The crew left on a Sunday and spent nearly 13 days in the area. They worked more than 16 hours a day.

“They [were] in areas where the fire had already come through,” said Kolnowski. “They were in several areas [where] residents were just getting let back in. They saw these people that were just coming home to their devastated house. It really was an emotional situation for our guys.”

While the crews weren’t working in active fire areas, the smoke was still so strong they had to wear proper breathing gear. They also had to deal with near 100-degree weather. Despite the conditions, the crews were prepared to go back out when the Camp Fire sparked in Butte County in November.

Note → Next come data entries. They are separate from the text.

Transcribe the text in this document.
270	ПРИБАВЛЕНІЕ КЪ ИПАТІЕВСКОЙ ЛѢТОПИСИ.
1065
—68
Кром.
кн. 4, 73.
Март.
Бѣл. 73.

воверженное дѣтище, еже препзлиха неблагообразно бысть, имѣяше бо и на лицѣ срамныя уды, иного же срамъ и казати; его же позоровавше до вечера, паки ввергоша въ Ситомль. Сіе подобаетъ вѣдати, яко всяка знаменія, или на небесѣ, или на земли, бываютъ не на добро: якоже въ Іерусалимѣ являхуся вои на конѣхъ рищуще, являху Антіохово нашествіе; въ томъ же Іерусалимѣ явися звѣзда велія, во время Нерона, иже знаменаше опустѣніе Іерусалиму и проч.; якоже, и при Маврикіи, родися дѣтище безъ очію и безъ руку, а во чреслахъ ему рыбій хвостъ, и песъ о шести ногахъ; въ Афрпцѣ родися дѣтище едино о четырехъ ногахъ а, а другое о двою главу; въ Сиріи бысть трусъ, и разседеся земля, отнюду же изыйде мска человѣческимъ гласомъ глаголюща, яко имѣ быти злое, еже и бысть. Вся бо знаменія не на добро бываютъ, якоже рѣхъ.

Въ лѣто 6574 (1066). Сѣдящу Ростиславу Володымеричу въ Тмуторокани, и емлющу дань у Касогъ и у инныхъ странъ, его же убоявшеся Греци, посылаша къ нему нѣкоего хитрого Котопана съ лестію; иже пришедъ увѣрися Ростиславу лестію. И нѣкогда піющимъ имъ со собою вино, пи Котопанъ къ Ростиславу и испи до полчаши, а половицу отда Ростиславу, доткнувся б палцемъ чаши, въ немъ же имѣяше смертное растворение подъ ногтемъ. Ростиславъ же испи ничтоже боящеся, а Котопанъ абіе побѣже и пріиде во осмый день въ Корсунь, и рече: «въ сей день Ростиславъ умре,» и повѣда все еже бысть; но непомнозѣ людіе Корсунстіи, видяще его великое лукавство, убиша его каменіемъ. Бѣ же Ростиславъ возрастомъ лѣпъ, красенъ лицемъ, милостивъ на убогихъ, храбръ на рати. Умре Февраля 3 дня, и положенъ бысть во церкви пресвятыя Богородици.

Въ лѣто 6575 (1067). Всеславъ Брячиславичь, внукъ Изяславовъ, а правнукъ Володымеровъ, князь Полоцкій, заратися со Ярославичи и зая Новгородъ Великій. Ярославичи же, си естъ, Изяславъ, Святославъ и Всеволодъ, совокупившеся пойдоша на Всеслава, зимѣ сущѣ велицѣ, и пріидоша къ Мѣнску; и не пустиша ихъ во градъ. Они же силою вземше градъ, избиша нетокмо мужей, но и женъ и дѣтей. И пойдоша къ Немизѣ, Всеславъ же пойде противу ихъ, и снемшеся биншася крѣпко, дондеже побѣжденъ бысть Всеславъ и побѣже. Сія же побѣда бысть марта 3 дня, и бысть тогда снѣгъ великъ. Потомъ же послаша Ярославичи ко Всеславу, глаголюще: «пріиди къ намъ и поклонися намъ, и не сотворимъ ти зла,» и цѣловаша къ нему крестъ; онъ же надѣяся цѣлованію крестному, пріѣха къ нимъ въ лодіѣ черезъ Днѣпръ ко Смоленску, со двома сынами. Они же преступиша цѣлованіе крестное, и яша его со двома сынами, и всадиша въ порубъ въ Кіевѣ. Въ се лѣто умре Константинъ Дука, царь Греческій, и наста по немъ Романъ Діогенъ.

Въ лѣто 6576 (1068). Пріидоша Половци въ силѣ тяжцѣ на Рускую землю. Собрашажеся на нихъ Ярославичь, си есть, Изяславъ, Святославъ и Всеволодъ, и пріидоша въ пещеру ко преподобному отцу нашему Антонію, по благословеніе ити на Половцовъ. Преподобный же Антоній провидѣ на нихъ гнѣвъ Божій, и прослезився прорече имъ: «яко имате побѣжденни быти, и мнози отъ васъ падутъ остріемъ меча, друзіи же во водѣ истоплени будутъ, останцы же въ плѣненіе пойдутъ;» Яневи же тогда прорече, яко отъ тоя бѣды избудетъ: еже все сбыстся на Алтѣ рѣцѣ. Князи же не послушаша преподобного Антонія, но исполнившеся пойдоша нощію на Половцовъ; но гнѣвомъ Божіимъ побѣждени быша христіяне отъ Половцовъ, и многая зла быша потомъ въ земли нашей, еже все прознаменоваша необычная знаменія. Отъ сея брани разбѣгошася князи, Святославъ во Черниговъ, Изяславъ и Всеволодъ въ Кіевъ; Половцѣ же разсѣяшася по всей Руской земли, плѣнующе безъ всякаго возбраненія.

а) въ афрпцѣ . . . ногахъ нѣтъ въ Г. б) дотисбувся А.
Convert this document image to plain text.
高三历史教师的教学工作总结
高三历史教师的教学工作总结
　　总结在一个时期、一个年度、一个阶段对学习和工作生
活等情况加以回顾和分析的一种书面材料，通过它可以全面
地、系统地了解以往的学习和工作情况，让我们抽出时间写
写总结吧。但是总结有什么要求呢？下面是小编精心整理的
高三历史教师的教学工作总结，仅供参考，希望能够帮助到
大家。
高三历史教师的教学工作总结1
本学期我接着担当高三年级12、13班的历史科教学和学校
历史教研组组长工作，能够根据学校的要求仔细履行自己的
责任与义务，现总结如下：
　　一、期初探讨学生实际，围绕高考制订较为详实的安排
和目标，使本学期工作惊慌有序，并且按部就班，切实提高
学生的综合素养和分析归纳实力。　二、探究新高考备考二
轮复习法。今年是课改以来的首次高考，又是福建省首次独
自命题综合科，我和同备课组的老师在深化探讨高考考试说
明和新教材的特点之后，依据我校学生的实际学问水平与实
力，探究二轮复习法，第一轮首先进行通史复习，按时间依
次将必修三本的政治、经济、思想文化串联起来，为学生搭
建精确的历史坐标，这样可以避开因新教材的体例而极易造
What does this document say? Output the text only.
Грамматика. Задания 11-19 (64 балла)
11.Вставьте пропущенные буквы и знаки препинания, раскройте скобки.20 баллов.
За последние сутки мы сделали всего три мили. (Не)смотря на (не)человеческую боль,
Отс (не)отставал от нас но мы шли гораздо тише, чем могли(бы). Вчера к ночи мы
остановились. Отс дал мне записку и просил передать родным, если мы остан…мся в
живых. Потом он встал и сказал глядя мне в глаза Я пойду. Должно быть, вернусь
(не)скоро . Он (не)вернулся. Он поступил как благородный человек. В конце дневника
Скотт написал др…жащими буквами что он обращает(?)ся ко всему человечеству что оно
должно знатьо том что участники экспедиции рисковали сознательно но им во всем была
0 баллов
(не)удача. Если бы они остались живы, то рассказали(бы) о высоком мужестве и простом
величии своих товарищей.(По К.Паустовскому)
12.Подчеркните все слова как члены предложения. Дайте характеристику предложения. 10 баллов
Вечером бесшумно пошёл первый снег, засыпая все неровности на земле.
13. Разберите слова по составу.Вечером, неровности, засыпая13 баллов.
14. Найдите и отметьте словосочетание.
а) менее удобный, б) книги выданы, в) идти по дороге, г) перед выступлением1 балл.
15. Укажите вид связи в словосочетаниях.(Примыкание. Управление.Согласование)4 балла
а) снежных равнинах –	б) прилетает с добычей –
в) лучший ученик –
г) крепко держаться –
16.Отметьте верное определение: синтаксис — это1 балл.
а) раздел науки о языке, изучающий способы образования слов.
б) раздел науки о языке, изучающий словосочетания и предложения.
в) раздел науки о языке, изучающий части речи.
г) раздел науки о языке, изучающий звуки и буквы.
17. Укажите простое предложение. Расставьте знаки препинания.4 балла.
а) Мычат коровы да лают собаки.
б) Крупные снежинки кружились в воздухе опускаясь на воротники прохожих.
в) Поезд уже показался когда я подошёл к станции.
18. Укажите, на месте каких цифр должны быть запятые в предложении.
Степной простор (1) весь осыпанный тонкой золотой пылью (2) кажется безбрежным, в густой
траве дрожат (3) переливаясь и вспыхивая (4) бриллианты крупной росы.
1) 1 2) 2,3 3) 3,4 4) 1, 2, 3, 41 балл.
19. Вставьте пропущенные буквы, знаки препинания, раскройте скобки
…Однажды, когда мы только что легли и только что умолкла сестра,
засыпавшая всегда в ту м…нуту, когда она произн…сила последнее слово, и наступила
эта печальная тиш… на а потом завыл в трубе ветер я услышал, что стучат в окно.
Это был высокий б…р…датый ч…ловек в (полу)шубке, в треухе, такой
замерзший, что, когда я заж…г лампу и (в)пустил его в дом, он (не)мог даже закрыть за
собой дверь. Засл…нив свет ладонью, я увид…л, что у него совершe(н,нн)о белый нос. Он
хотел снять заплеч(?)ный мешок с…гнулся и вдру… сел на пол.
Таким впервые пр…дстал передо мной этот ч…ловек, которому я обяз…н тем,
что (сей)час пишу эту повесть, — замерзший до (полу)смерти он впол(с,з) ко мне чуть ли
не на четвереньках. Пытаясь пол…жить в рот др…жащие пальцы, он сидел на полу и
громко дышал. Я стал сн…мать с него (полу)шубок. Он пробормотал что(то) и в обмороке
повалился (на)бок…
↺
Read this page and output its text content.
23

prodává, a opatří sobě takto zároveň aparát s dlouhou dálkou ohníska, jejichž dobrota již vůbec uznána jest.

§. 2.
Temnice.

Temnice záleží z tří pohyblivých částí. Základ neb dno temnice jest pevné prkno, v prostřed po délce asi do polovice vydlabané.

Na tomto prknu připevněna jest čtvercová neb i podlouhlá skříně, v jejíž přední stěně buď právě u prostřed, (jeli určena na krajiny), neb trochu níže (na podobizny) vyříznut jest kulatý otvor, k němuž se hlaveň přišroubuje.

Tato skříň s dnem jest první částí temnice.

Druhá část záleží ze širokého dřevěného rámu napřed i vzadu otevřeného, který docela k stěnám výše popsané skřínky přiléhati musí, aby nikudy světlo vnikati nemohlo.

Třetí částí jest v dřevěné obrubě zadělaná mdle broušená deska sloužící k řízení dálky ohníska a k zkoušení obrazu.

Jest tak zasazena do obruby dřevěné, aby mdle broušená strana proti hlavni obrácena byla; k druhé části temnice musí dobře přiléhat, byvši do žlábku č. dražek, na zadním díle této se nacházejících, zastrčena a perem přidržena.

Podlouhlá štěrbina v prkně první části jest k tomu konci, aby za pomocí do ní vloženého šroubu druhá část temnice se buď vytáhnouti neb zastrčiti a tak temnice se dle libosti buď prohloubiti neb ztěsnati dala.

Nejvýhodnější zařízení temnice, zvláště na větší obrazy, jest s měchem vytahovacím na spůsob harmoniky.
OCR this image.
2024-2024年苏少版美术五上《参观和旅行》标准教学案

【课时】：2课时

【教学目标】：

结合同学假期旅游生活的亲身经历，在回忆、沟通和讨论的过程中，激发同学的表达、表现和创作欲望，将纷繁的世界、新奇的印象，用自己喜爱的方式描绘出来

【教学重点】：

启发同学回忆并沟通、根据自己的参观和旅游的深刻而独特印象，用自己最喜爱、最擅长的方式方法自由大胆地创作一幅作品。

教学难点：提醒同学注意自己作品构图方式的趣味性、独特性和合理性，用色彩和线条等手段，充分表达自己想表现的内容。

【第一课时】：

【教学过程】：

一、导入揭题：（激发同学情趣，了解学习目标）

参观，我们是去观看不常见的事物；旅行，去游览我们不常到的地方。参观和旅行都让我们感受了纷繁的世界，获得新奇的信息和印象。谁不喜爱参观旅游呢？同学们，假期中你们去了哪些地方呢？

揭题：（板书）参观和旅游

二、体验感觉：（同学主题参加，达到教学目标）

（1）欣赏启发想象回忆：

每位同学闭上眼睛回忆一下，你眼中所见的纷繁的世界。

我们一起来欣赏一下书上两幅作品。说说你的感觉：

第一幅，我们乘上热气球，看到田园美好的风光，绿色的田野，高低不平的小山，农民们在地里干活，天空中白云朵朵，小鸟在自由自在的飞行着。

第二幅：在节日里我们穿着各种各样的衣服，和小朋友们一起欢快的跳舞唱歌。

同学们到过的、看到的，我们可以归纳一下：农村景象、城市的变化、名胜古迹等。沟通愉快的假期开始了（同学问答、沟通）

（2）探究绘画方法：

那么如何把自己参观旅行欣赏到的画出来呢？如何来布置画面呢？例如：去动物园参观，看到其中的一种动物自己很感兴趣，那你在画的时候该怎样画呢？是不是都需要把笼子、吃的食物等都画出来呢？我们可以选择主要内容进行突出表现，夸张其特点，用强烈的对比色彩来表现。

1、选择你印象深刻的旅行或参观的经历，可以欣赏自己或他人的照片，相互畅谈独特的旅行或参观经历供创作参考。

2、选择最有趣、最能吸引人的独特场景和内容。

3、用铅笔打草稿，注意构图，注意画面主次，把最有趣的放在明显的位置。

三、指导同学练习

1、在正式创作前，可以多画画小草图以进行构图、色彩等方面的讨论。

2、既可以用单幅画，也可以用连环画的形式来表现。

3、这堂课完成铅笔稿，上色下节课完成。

“When the Camp Fire took place, we talked about it but we weren’t able to support the Camp Fire at that time,” said Kolnowski. “I would say a majority of them were willing and ready to go again. It was [the Carr Fire] a very positive experience for them.”

Kolnowski said not only did crews get to help the victims of the Carr Fire, they learned some valuable skills along the way. A majority of the crewmembers that Silicon Valley Power sent to Shasta County were apprentices. The work gave them a chance to work on systems the City of Santa Clara doesn’t normally use.

Crewmembers were tasked with installing 85- and 90-foot utility poles in the area, ones much taller than the ones used in Santa Clara. They also worked with 115kV transmission lines, something almost twice as strong as the 60kV lines they normally work on in Santa Clara.